SFWA is taking a hybrid model for the 2023 conference. This is great! A virtual ticket gets you access to the panels, online places to chat, and a whole year of writing dates. This is a top-notch professional con for speculative fiction authors of all stripes, and the panels and presentations scheduled are going to be amazing.
There are other advantages to virtual conferences. Accessibility is a complicated topic, but a con that you can attend from your home is a big step in the right direction. It’s an option many people have needed for a very long time. It also helps SFWA, a presumably worldwide organization, break free of its USA-only roots. People from anywhere can join this year’s Nebula Conference. People from all over will join, and the organization will be better for it.
Why Not Ditch Physical Conference?
There’s been some discussion about the cost of the in-person Nebula Conference. SFWA released a statement yesterday regarding the struggles of the event, including an offer of scholarship opportunities for this year’s con. (If you’re considering taking advantage of that opportunity, DO IT.) The truth is, running a physical conference is expensive. Hotels are pushing back on every concession, jacking up prices, and making every aspect of planning the event tougher. Running it as a hybrid event makes things even more complicated.

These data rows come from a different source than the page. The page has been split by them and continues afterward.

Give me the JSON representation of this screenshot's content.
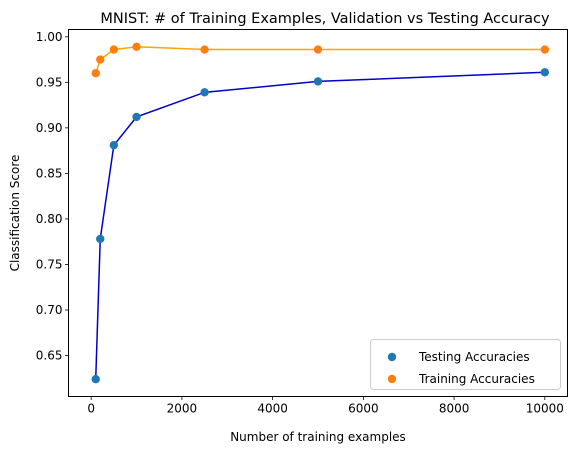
{
  "chart_data": {
    "type": "scatter",
    "title": "MNIST: # of Training Examples, Validation vs Testing Accuracy",
    "xlabel": "Number of training examples",
    "ylabel": "Classification Score",
    "xlim": [
      -500,
      10500
    ],
    "ylim": [
      0.605,
      1.008
    ],
    "xticks": [
      {
        "value": 0,
        "label": "0"
      },
      {
        "value": 2000,
        "label": "2000"
      },
      {
        "value": 4000,
        "label": "4000"
      },
      {
        "value": 6000,
        "label": "6000"
      },
      {
        "value": 8000,
        "label": "8000"
      },
      {
        "value": 10000,
        "label": "10000"
      }
    ],
    "yticks": [
      {
        "value": 0.65,
        "label": "0.65"
      },
      {
        "value": 0.7,
        "label": "0.70"
      },
      {
        "value": 0.75,
        "label": "0.75"
      },
      {
        "value": 0.8,
        "label": "0.80"
      },
      {
        "value": 0.85,
        "label": "0.85"
      },
      {
        "value": 0.9,
        "label": "0.90"
      },
      {
        "value": 0.95,
        "label": "0.95"
      },
      {
        "value": 1.0,
        "label": "1.00"
      }
    ],
    "grid": false,
    "legend_position": "lower-right",
    "series": [
      {
        "name": "Testing Accuracies",
        "marker_color": "#1f77b4",
        "line_color": "#0000cd",
        "x": [
          100,
          200,
          500,
          1000,
          2500,
          5000,
          10000
        ],
        "y": [
          0.624,
          0.778,
          0.881,
          0.912,
          0.939,
          0.951,
          0.961
        ]
      },
      {
        "name": "Training Accuracies",
        "marker_color": "#ff7f0e",
        "line_color": "#ffa500",
        "x": [
          100,
          200,
          500,
          1000,
          2500,
          5000,
          10000
        ],
        "y": [
          0.96,
          0.975,
          0.986,
          0.989,
          0.986,
          0.986,
          0.986
        ]
      }
    ]
  }
}
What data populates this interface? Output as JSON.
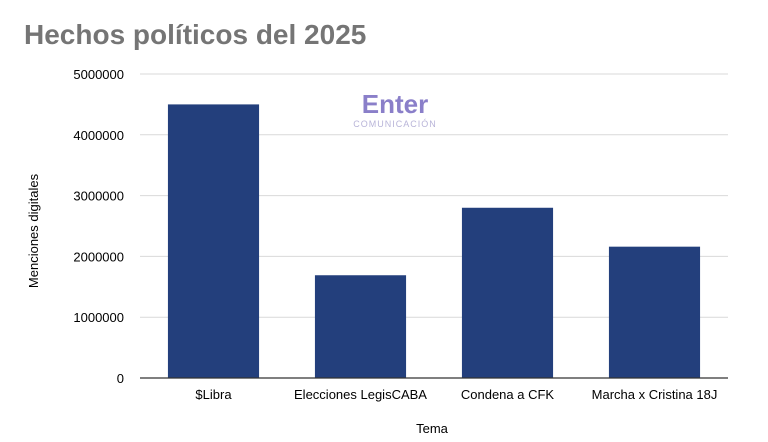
{
  "chart_data": {
    "type": "bar",
    "title": "Hechos políticos del 2025",
    "xlabel": "Tema",
    "ylabel": "Menciones digitales",
    "categories": [
      "$Libra",
      "Elecciones LegisCABA",
      "Condena a CFK",
      "Marcha x Cristina 18J"
    ],
    "values": [
      4500000,
      1690000,
      2800000,
      2160000
    ],
    "ylim": [
      0,
      5000000
    ],
    "yticks": [
      0,
      1000000,
      2000000,
      3000000,
      4000000,
      5000000
    ],
    "grid": true,
    "legend": "none",
    "bar_color": "#233f7c",
    "gridline_color": "#d9d9d9"
  },
  "watermark": {
    "main": "Enter",
    "sub": "COMUNICACIÓN",
    "color_main": "#8a7fc9",
    "color_sub": "#b8b4d8"
  }
}
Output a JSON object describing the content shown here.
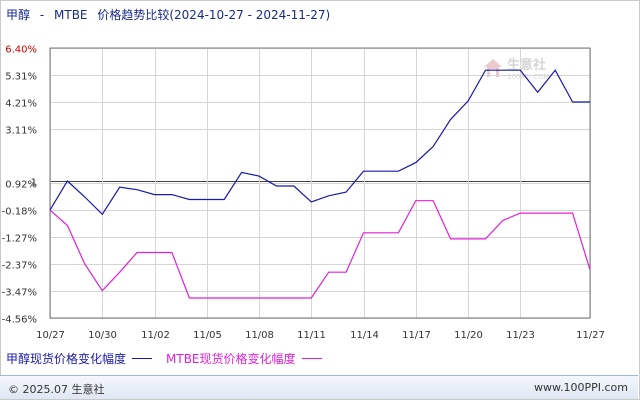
{
  "title": {
    "product": "甲醇",
    "separator": "-",
    "compare": "MTBE",
    "subject": "价格趋势比较",
    "range": "(2024-10-27 - 2024-11-27)"
  },
  "legend": {
    "items": [
      {
        "label": "甲醇现货价格变化幅度",
        "color": "#1a1aa8"
      },
      {
        "label": "MTBE现货价格变化幅度",
        "color": "#e020d8"
      }
    ]
  },
  "footer": {
    "copyright": "© 2025.07 生意社",
    "site": "www.100PPI.com"
  },
  "watermark": {
    "text": "生意社",
    "sub": "100PPI.COM",
    "icon": "house-logo-icon"
  },
  "colors": {
    "axis": "#777777",
    "grid": "#d5d5d5",
    "baseline": "#444444",
    "ticks": "#333333",
    "ticks_top": "#cc0000"
  },
  "chart_data": {
    "type": "line",
    "ylim": [
      -4.56,
      6.4
    ],
    "y_ticks": [
      6.4,
      5.31,
      4.21,
      3.11,
      1.0,
      0.92,
      -0.18,
      -1.27,
      -2.37,
      -3.47,
      -4.56
    ],
    "y_tick_labels": [
      "6.40%",
      "5.31%",
      "4.21%",
      "3.11%",
      "1",
      "0.92%",
      "-0.18%",
      "-1.27%",
      "-2.37%",
      "-3.47%",
      "-4.56%"
    ],
    "baseline": 1.0,
    "x": [
      "10/27",
      "10/28",
      "10/29",
      "10/30",
      "10/31",
      "11/01",
      "11/02",
      "11/03",
      "11/04",
      "11/05",
      "11/06",
      "11/07",
      "11/08",
      "11/09",
      "11/10",
      "11/11",
      "11/12",
      "11/13",
      "11/14",
      "11/15",
      "11/16",
      "11/17",
      "11/18",
      "11/19",
      "11/20",
      "11/21",
      "11/22",
      "11/23",
      "11/24",
      "11/25",
      "11/26",
      "11/27"
    ],
    "x_tick_labels": [
      "10/27",
      "10/30",
      "11/02",
      "11/05",
      "11/08",
      "11/11",
      "11/14",
      "11/17",
      "11/20",
      "11/23",
      "11/27"
    ],
    "grid": true,
    "legend_position": "bottom",
    "series": [
      {
        "name": "甲醇现货价格变化幅度",
        "color": "#1a1aa8",
        "values": [
          -0.18,
          1.0,
          0.35,
          -0.35,
          0.75,
          0.65,
          0.45,
          0.45,
          0.25,
          0.25,
          0.25,
          1.35,
          1.2,
          0.8,
          0.8,
          0.15,
          0.4,
          0.55,
          1.4,
          1.4,
          1.4,
          1.75,
          2.4,
          3.5,
          4.25,
          5.5,
          5.5,
          5.5,
          4.6,
          5.5,
          4.21,
          4.21
        ]
      },
      {
        "name": "MTBE现货价格变化幅度",
        "color": "#e020d8",
        "values": [
          -0.18,
          -0.8,
          -2.37,
          -3.45,
          -2.7,
          -1.9,
          -1.9,
          -1.9,
          -3.75,
          -3.75,
          -3.75,
          -3.75,
          -3.75,
          -3.75,
          -3.75,
          -3.75,
          -2.7,
          -2.7,
          -1.1,
          -1.1,
          -1.1,
          0.2,
          0.2,
          -1.35,
          -1.35,
          -1.35,
          -0.6,
          -0.3,
          -0.3,
          -0.3,
          -0.3,
          -2.6
        ]
      }
    ]
  }
}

We don’t know what future Nebula Conferences will look like, just as we don’t know what any future conference will look like. These challenges aren’t specific to SFWA, and things might get better, but they might not. With these struggles, both organizationally and financially, the idea has been floated of skipping the physical con entirely. After all, the main event of the Nebula Conference (the Nebula Award Ceremony) has been shown to be pretty damn cool in the last couple of virtual years. It’s the one nice consolation prize for not being able to actually go to a con.
So, yeah. We could get rid of the in-person Nebula Conference. That would be fine.
But here’s the thing: I don’t want a virtual-only conference.
There, I said it. Twenty-one years of working on tech left me with a serious distaste for virtual meetings. Let’s face it, panels are great, awards are great, but I go to a conference to network. I’m there to meet people. Virtually meeting people isn’t the same for me, and I don’t like it.
Is that a selfish reason to want an extremely expensive conference to still exist?
Yes. Yes, it is.
But I still want it, and I don’t think I’m alone.
Other Options
I’m not going to go into a lot of details, but the chats around the SFWA channels are a tornado of ideas regarding how to save this conference. We could split virtual and in-person cons into separate events, thus simplifying each. Location can change. Location, traditionally, does change. This isn’t new. Scaling down would help. More sponsors. More donations. There are tons of ways we could save a wonderful con.
What will the Nebula Conference look like next year? I have no idea.
I’m too focused on flying on a real airplane for the first time in years. It’s, um, probably going to be uncomfortable. Because I’m tall.
But the conference is going to be great.